Humor is niet alleen om te lachen. Humor heeft verschillende functies. In dit artikel kijk ik naar deze verschillende functies. Vervolgens koppel ik vanuit Voice Dialogue een aantal subpersoonlijkheden aan deze functies. Halverwege dit artikel zoom ik in op een bijzonder archetype, te weten: de Trickster. Tot slot geef ik handvatten hoe hier als coach/ therapeut mee om te gaan.
Functies van humor
Humor is serious business. Er zijn hele faculteiten mee bezig: van hersen- tot taalonderzoekers, van semantiek tot linguïstiek, van sociologie tot psycho(patho)logie. Humor combineert twee of meer inconsistente, niet-passende en incongruente delen of omstandigheden. Hierdoor ontstaat een verschuiving in perspectief, resulterend in een nieuwe derde positie. Die derde positie heeft veelal een functie. Het is niet voor niets dat we humor dagelijks tegenkomen in de praktijk van coaching en therapie.
Morreall (1983) en Bergson (1993) onderscheiden drie belangrijke functies van humor in coaching en therapie:
- op speelse, stimulerende, creatieve en onverwachte wijze veroorzaken van incongruentie;
- op agressieve en vijandige manier beïnvloeden van de machtsrelatie tussen spreker en luisteraar ter bevordering van superioriteit;
- de ontlading van de lach, om de opwinding en opgebouwde spanning te doorbreken.
Een gezonde vorm van humor heeft genoeg aan zichzelf: die humor duidt op lichtheid, creativiteit, oorspronkelijkheid en wordt ingezet als talent. Maar er is ook humor met een bijsmaakje. Dat is bijvoorbeeld het geval als de cliënt bezig is om te ontsnappen aan de uitnodiging om diep in zichzelf te kijken? Of als de gecoachte – veelal met zwarte humor of vileine steken onder water – de strijd aangaat met de coach. Of – nog zo’n voorbeeld – als iemand met name bezig is om met behulp van humor de harmonie maar niet te verstoren.
Verbale humor en non-verbale humor
Niets pijnlijker dan humor die niet herkend wordt als humor.

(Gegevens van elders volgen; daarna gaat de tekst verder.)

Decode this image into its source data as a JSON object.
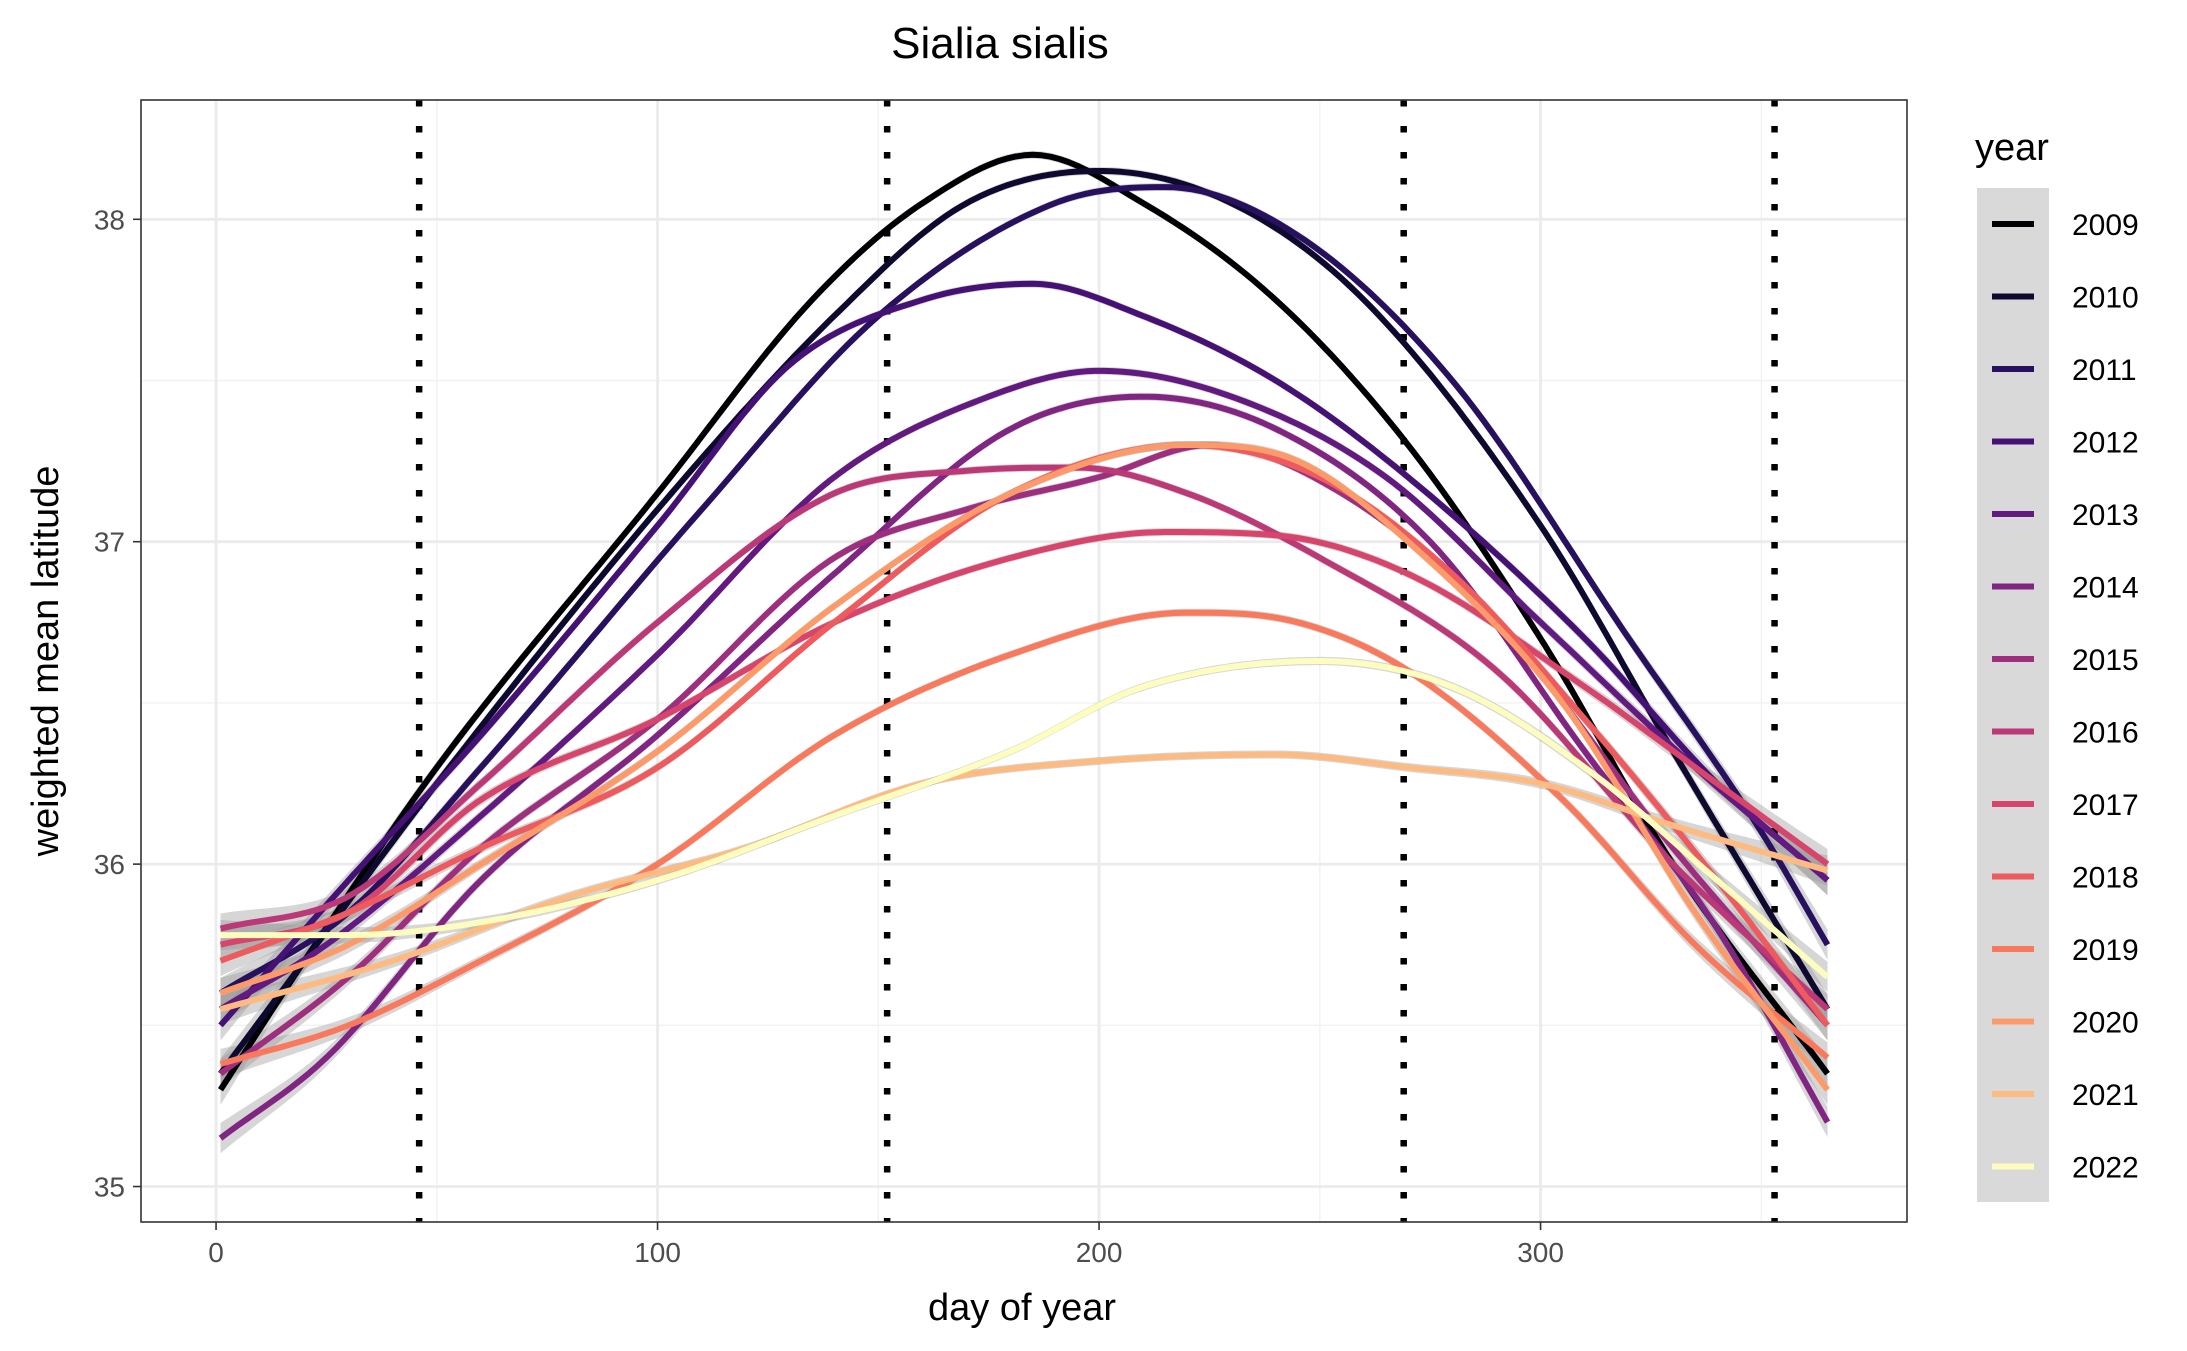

De indeling naar verbale en non-verbale humor in tabel 1 kan de coach behulpzaam zijn bij de identificatie van humor in de coachsetting.
Tabel 1. Verbale en non-verbale humor
Verbale humor | Non-verbale humor | Humor die zowel verbaal als non-verbaal voorkomt |
StijlfiguurHyperbool of overdrijving
Noëma Understatement Zeugma Oxymoron Droge humor Woordspeling Grap of mop Non sequitur One-liner Sarcasme Grappige accenten of versprekingen |
GezichtsexpressiesSlapstick
Overdreven en onverwachte bewegingen en gebaren Practical joke: iemand met opzet in een grappige situatie lokken Lachen/ lachkick |
Parodie of imitatieKarikatuur
Typetjes Sketches Platte humor (Zelf)spot Satire Zwarte humor Geveinsde domheid Absurdisme Antihumor: grappen zonder pointe Onbedoelde humor |
Gezichtsexpressies verdienen extra aandacht. Humor in deze vorm kan zich heel subtiel toen: een vinger langs de zijkant van een neus voorspelt een grapje en een pruillip verraadt een innerlijke dialoog of een stout grapje dat niet langer meer mogelijk lijkt te zijn. Lacht de cliënt om iets wat hij zelf zegt of denkt, of om een opmerking die de coach maakt, dan bevat deze lach doorgaans waardevolle informatie. De coach kan hier rechtstreeks naar vragen: “Waarom moest je lachen?”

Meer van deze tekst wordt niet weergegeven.